Economic difficulties also often accompany sexual violence in conflict zones. Goetz said that sexual violence affects food-crop production and sales in areas where women participate most in those areas. This can be a major hindrance to post-conflict reconstruction efforts. Still, this topic has yet to be studied in detail.

‘Very little is known about how sexual violence affects rebuilding and recovery’ in conflict zones, said Goetz.

A March 2009 U.N. report on the implementation of Resolution 1820 made several key recommendations for action on the problem of sexual violence in conflict zones.

One major recommendation was to emphasise prevention, rather than coping. Having a better idea of the motives behind such violence is a good way to address prevention.

Cohen posited that militant groups that engage in forced recruitment might undertake drastic measures, such as sexual violence, to create cohesion.
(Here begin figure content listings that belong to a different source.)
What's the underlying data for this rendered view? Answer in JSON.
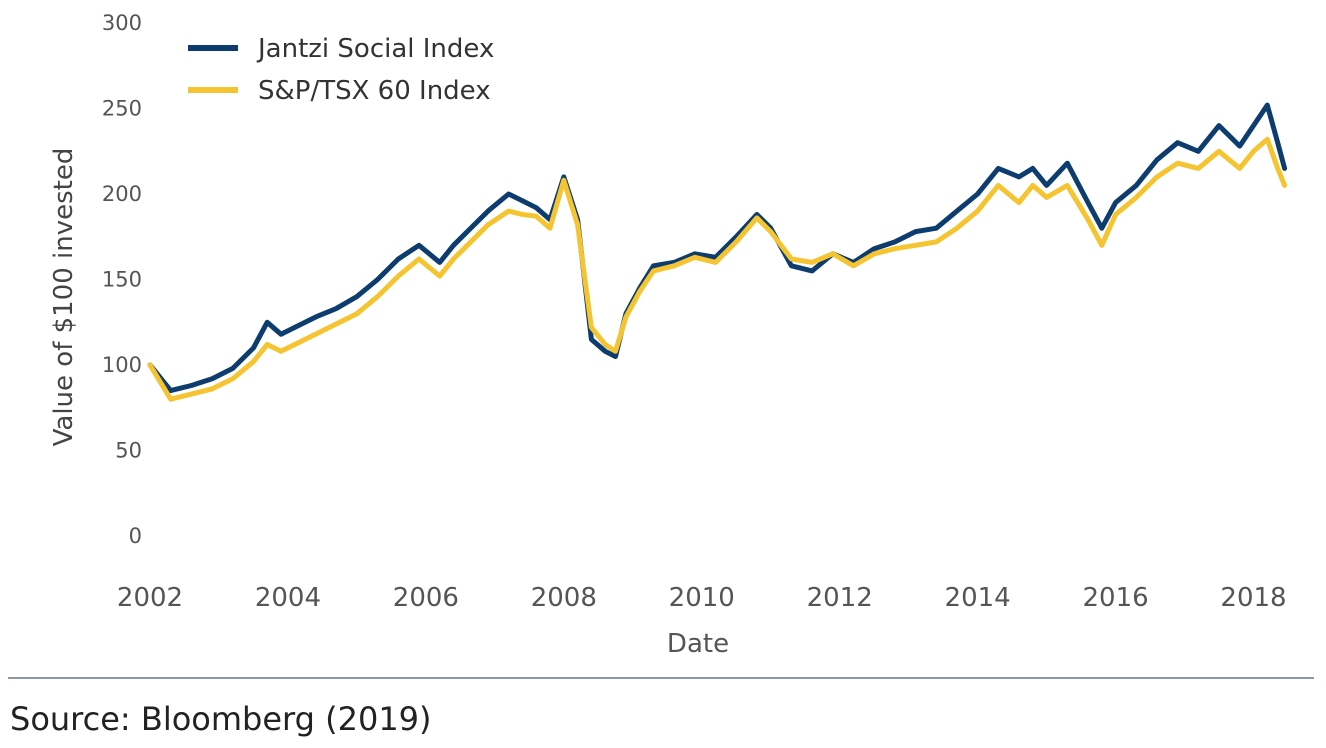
{
  "source_text": "Source: Bloomberg (2019)",
  "colors": {
    "jantzi": "#0d3d6e",
    "tsx": "#f5c431",
    "axis_text": "#555555",
    "divider": "#8a97a8"
  },
  "chart_data": {
    "type": "line",
    "title": "",
    "xlabel": "Date",
    "ylabel": "Value of $100 invested",
    "xlim": [
      2002.0,
      2018.5
    ],
    "ylim": [
      0,
      300
    ],
    "x_ticks": [
      "2002",
      "2004",
      "2006",
      "2008",
      "2010",
      "2012",
      "2014",
      "2016",
      "2018"
    ],
    "y_ticks": [
      "0",
      "50",
      "100",
      "150",
      "200",
      "250",
      "300"
    ],
    "grid": false,
    "legend_position": "top-left",
    "series": [
      {
        "name": "Jantzi Social Index",
        "color": "#0d3d6e",
        "x": [
          2002.0,
          2002.3,
          2002.6,
          2002.9,
          2003.2,
          2003.5,
          2003.7,
          2003.9,
          2004.1,
          2004.4,
          2004.7,
          2005.0,
          2005.3,
          2005.6,
          2005.9,
          2006.2,
          2006.4,
          2006.6,
          2006.9,
          2007.2,
          2007.4,
          2007.6,
          2007.8,
          2008.0,
          2008.2,
          2008.4,
          2008.6,
          2008.75,
          2008.9,
          2009.1,
          2009.3,
          2009.6,
          2009.9,
          2010.2,
          2010.5,
          2010.8,
          2011.0,
          2011.3,
          2011.6,
          2011.9,
          2012.2,
          2012.5,
          2012.8,
          2013.1,
          2013.4,
          2013.7,
          2014.0,
          2014.3,
          2014.6,
          2014.8,
          2015.0,
          2015.3,
          2015.6,
          2015.8,
          2016.0,
          2016.3,
          2016.6,
          2016.9,
          2017.2,
          2017.5,
          2017.8,
          2018.0,
          2018.2,
          2018.35,
          2018.45
        ],
        "y": [
          100,
          85,
          88,
          92,
          98,
          110,
          125,
          118,
          122,
          128,
          133,
          140,
          150,
          162,
          170,
          160,
          170,
          178,
          190,
          200,
          196,
          192,
          185,
          210,
          185,
          115,
          108,
          105,
          130,
          145,
          158,
          160,
          165,
          163,
          175,
          188,
          180,
          158,
          155,
          165,
          160,
          168,
          172,
          178,
          180,
          190,
          200,
          215,
          210,
          215,
          205,
          218,
          195,
          180,
          195,
          205,
          220,
          230,
          225,
          240,
          228,
          240,
          252,
          230,
          215
        ]
      },
      {
        "name": "S&P/TSX 60 Index",
        "color": "#f5c431",
        "x": [
          2002.0,
          2002.3,
          2002.6,
          2002.9,
          2003.2,
          2003.5,
          2003.7,
          2003.9,
          2004.1,
          2004.4,
          2004.7,
          2005.0,
          2005.3,
          2005.6,
          2005.9,
          2006.2,
          2006.4,
          2006.6,
          2006.9,
          2007.2,
          2007.4,
          2007.6,
          2007.8,
          2008.0,
          2008.2,
          2008.4,
          2008.6,
          2008.75,
          2008.9,
          2009.1,
          2009.3,
          2009.6,
          2009.9,
          2010.2,
          2010.5,
          2010.8,
          2011.0,
          2011.3,
          2011.6,
          2011.9,
          2012.2,
          2012.5,
          2012.8,
          2013.1,
          2013.4,
          2013.7,
          2014.0,
          2014.3,
          2014.6,
          2014.8,
          2015.0,
          2015.3,
          2015.6,
          2015.8,
          2016.0,
          2016.3,
          2016.6,
          2016.9,
          2017.2,
          2017.5,
          2017.8,
          2018.0,
          2018.2,
          2018.35,
          2018.45
        ],
        "y": [
          100,
          80,
          83,
          86,
          92,
          102,
          112,
          108,
          112,
          118,
          124,
          130,
          140,
          152,
          162,
          152,
          162,
          170,
          182,
          190,
          188,
          187,
          180,
          208,
          182,
          122,
          112,
          108,
          128,
          143,
          155,
          158,
          163,
          160,
          172,
          186,
          178,
          162,
          160,
          165,
          158,
          165,
          168,
          170,
          172,
          180,
          190,
          205,
          195,
          205,
          198,
          205,
          185,
          170,
          188,
          198,
          210,
          218,
          215,
          225,
          215,
          225,
          232,
          215,
          205
        ]
      }
    ]
  }
}
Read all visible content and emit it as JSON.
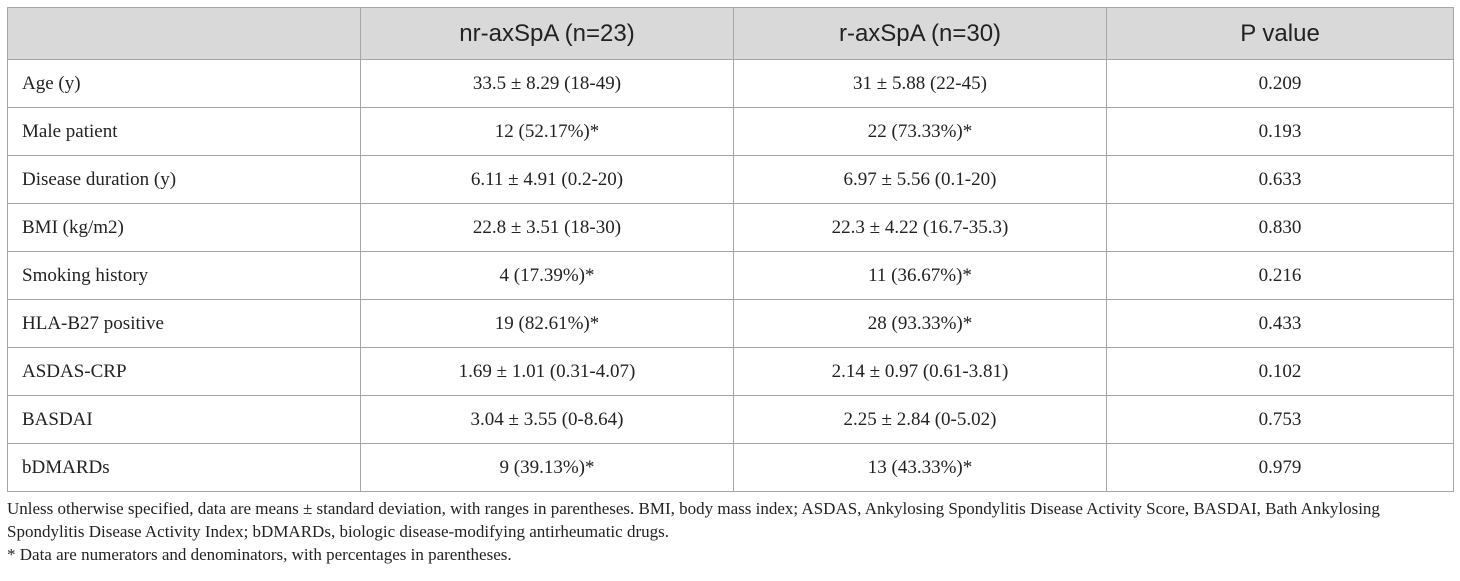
{
  "table": {
    "headers": [
      "",
      "nr-axSpA (n=23)",
      "r-axSpA (n=30)",
      "P value"
    ],
    "rows": [
      [
        "Age (y)",
        "33.5 ± 8.29 (18-49)",
        "31 ± 5.88 (22-45)",
        "0.209"
      ],
      [
        "Male patient",
        "12 (52.17%)*",
        "22 (73.33%)*",
        "0.193"
      ],
      [
        "Disease duration (y)",
        "6.11 ± 4.91 (0.2-20)",
        "6.97 ± 5.56 (0.1-20)",
        "0.633"
      ],
      [
        "BMI (kg/m2)",
        "22.8 ± 3.51 (18-30)",
        "22.3 ± 4.22 (16.7-35.3)",
        "0.830"
      ],
      [
        "Smoking history",
        "4 (17.39%)*",
        "11 (36.67%)*",
        "0.216"
      ],
      [
        "HLA-B27 positive",
        "19 (82.61%)*",
        "28 (93.33%)*",
        "0.433"
      ],
      [
        "ASDAS-CRP",
        "1.69 ± 1.01 (0.31-4.07)",
        "2.14 ± 0.97 (0.61-3.81)",
        "0.102"
      ],
      [
        "BASDAI",
        "3.04 ± 3.55 (0-8.64)",
        "2.25 ± 2.84 (0-5.02)",
        "0.753"
      ],
      [
        "bDMARDs",
        "9 (39.13%)*",
        "13 (43.33%)*",
        "0.979"
      ]
    ]
  },
  "footnotes": {
    "note1": "Unless otherwise specified, data are means ± standard deviation, with ranges in parentheses. BMI, body mass index; ASDAS, Ankylosing Spondylitis Disease Activity Score, BASDAI, Bath Ankylosing Spondylitis Disease Activity Index; bDMARDs, biologic disease-modifying antirheumatic drugs.",
    "note2": "* Data are numerators and denominators, with percentages in parentheses."
  },
  "colors": {
    "header_bg": "#d9d9d9",
    "border": "#a6a6a6",
    "text": "#222222"
  }
}
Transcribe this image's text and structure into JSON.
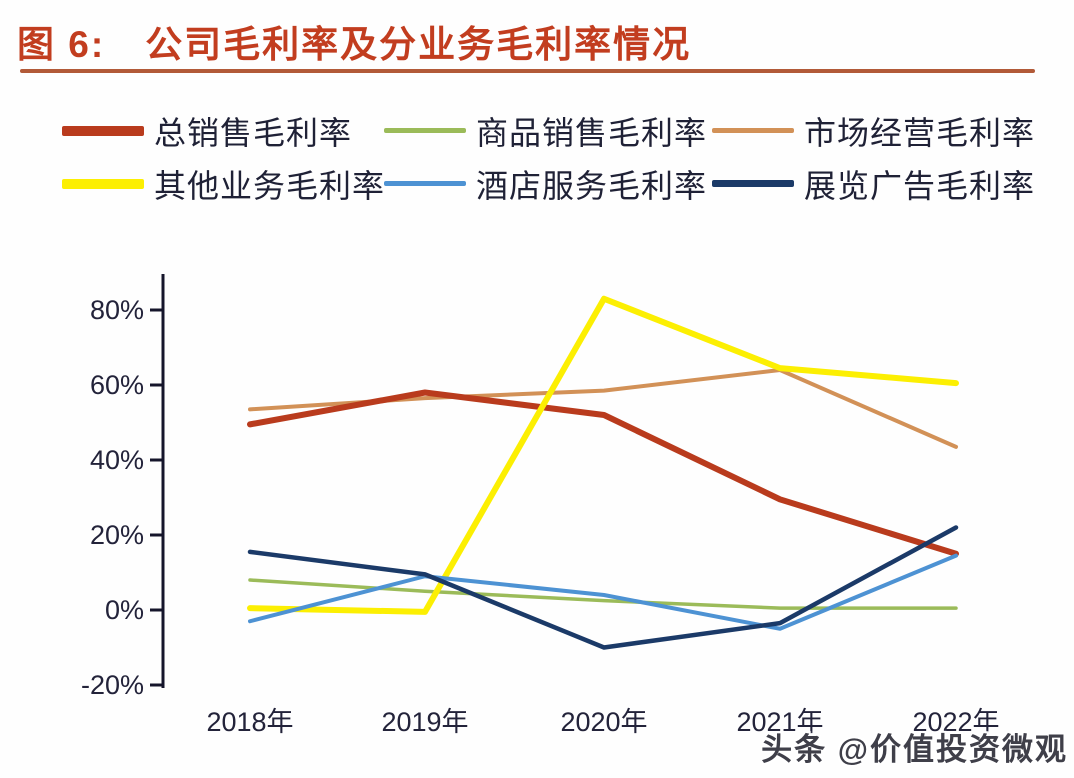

These groups, then, might be targeted by U.N. peacekeepers as possible perpetrators of sexual violence.

Still, there is much work to be done. Only six peace deals have even mentioned sexual violence, Goetz pointed out, and ‘there’s often a spike in sexual violence immediately post-conflict.’

There is hope that Resolution 1820 will ultimately help to change these trends. Linking sexual violence to international peace and security may help to show that it needs to be addressed in any conflict situation.

Goetz emphasised this point, saying that a war is not really over until sexual violence stops: ‘A ceasefire that stops the guns but doesn’t stop the rape means that sexual violence can continue occurring.’